The total kinetic energy of 1 mole of oxygen at 27°C is :
[Use universal gas constant (R)= 8.31 J/mole K]

• A. 6232.5 J
• B. 6845.5 J
• C. 5942.0 J
• D. 5670.5 J

Answer 1

The Correct Option is A

To determine the total kinetic energy of 1 mole of oxygen at 27°C, we can use the formula for the kinetic energy of gases as derived from the kinetic theory of gases.

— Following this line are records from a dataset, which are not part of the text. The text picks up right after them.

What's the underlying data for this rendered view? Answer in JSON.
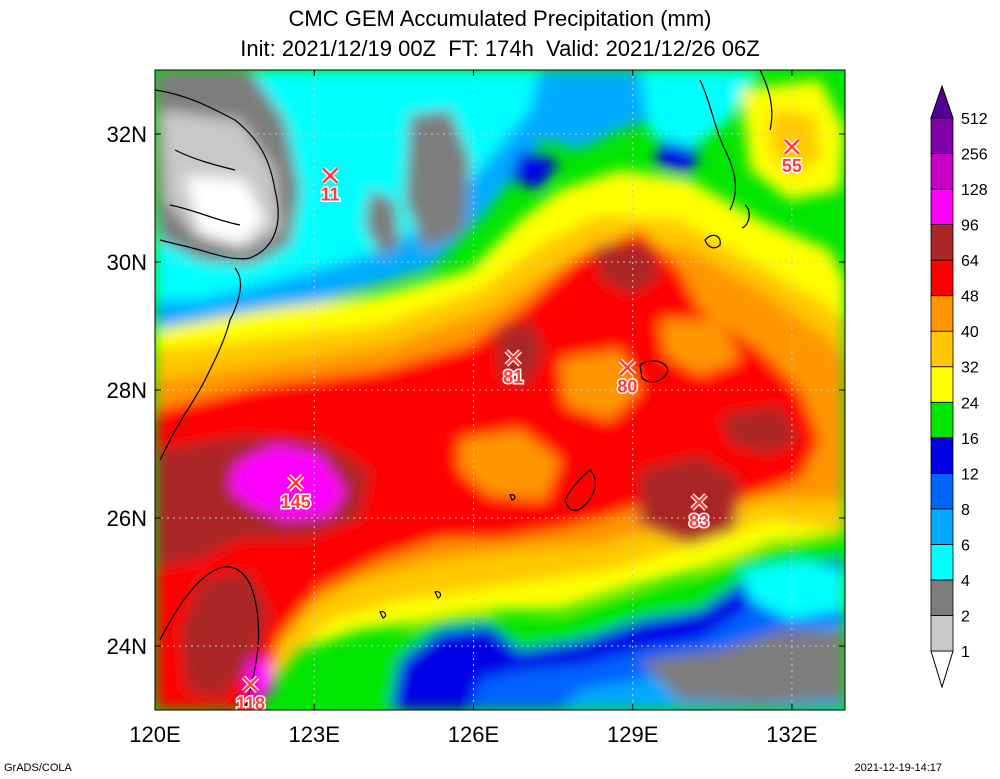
{
  "title": "CMC GEM Accumulated Precipitation (mm)",
  "subtitle": "Init: 2021/12/19 00Z  FT: 174h  Valid: 2021/12/26 06Z",
  "credit_left": "GrADS/COLA",
  "credit_right": "2021-12-19-14:17",
  "map": {
    "lon_range": [
      120,
      133
    ],
    "lat_range": [
      23,
      33
    ],
    "lon_ticks": [
      {
        "value": 120,
        "label": "120E"
      },
      {
        "value": 123,
        "label": "123E"
      },
      {
        "value": 126,
        "label": "126E"
      },
      {
        "value": 129,
        "label": "129E"
      },
      {
        "value": 132,
        "label": "132E"
      }
    ],
    "lat_ticks": [
      {
        "value": 24,
        "label": "24N"
      },
      {
        "value": 26,
        "label": "26N"
      },
      {
        "value": 28,
        "label": "28N"
      },
      {
        "value": 30,
        "label": "30N"
      },
      {
        "value": 32,
        "label": "32N"
      }
    ],
    "grid": true
  },
  "markers": [
    {
      "label": "11",
      "lon": 123.3,
      "lat": 31.35
    },
    {
      "label": "55",
      "lon": 132.0,
      "lat": 31.8
    },
    {
      "label": "81",
      "lon": 126.75,
      "lat": 28.5
    },
    {
      "label": "80",
      "lon": 128.9,
      "lat": 28.35
    },
    {
      "label": "145",
      "lon": 122.65,
      "lat": 26.55
    },
    {
      "label": "83",
      "lon": 130.25,
      "lat": 26.25
    },
    {
      "label": "118",
      "lon": 121.8,
      "lat": 23.4
    }
  ],
  "colorbar": [
    {
      "label": "1",
      "color": "#ffffff"
    },
    {
      "label": "2",
      "color": "#c8c8c8"
    },
    {
      "label": "4",
      "color": "#7d7d7d"
    },
    {
      "label": "6",
      "color": "#00ffff"
    },
    {
      "label": "8",
      "color": "#00aaff"
    },
    {
      "label": "12",
      "color": "#0064ff"
    },
    {
      "label": "16",
      "color": "#0000e6"
    },
    {
      "label": "24",
      "color": "#00e600"
    },
    {
      "label": "32",
      "color": "#ffff00"
    },
    {
      "label": "40",
      "color": "#ffc800"
    },
    {
      "label": "48",
      "color": "#ff9600"
    },
    {
      "label": "64",
      "color": "#ff0000"
    },
    {
      "label": "96",
      "color": "#aa2828"
    },
    {
      "label": "128",
      "color": "#ff00ff"
    },
    {
      "label": "256",
      "color": "#c800c8"
    },
    {
      "label": "512",
      "color": "#8000aa"
    }
  ],
  "colorbar_top_color": "#550096",
  "marker_color": "#ff3c3c"
}
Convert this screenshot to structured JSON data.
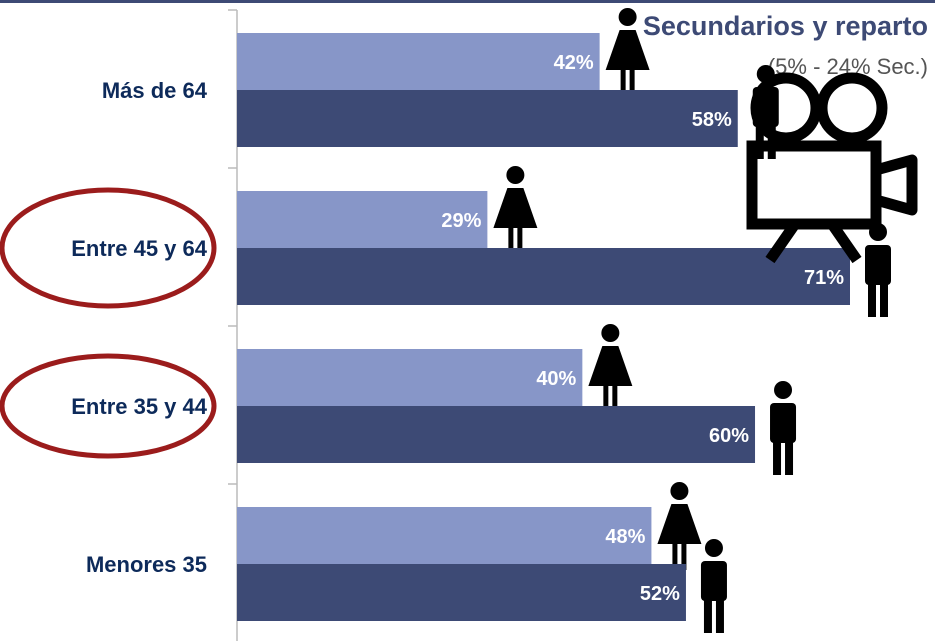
{
  "chart_data": {
    "type": "bar",
    "orientation": "horizontal",
    "title": "Secundarios y reparto",
    "subtitle": "(5% - 24% Sec.)",
    "categories": [
      "Más de 64",
      "Entre 45 y 64",
      "Entre 35 y 44",
      "Menores 35"
    ],
    "series": [
      {
        "color": "#8796c8",
        "values": [
          42,
          29,
          40,
          48
        ],
        "value_labels": [
          "42%",
          "29%",
          "40%",
          "48%"
        ]
      },
      {
        "color": "#3d4a75",
        "values": [
          58,
          71,
          60,
          52
        ],
        "value_labels": [
          "58%",
          "71%",
          "60%",
          "52%"
        ]
      }
    ]
  }
}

The kinetic energy of one mole of a diatomic gas like oxygen can be given by:

\[\text{Total Kinetic Energy} = \frac{5}{2} nRT\] 

where:

• \(n\) is the number of moles, which is 1 mole in this case.
• \(R\) is the universal gas constant, given as 8.31 J/mole K.
• \(T\) is the absolute temperature in Kelvin.

First, convert the given temperature from Celsius to Kelvin:

T = 27 + 273.15 = 300.15 \text{ K}

For simplicity, we round off to 300 K. Substitute these values into the kinetic energy formula:

\[\text{Total Kinetic Energy} = \frac{5}{2} \times 1 \times 8.31 \times 300\]

Calculating this gives:

\[\text{Total Kinetic Energy} = \frac{5}{2} \times 8.31 \times 300 = 6232.5 \text{ J}\]

Thus, the total kinetic energy of 1 mole of oxygen at 27°C is 6232.5 J. This confirms that the correct answer is

6232.5 J

.

 

The other options are incorrect as they do not match the calculated value based on the kinetic theory of gases.

Answer 2

The kinetic energy of a gas is given by:

\(E = \frac{f}{2} nRT,\)

where \(f\) is the degrees of freedom.

For a diatomic gas like oxygen:
- \(f = 5\),
- \(n = 1\),
- \(R = 8.31 \, \text{J/molK}\),
- \(T = 27^\circ \text{C} = 300 \, \text{K}\).

Substituting the values:

\(E = \frac{5}{2} \times 1 \times 8.31 \times 300 = 6232.5 \, \text{J}.\)

The correct option is (A) : 6232.5 J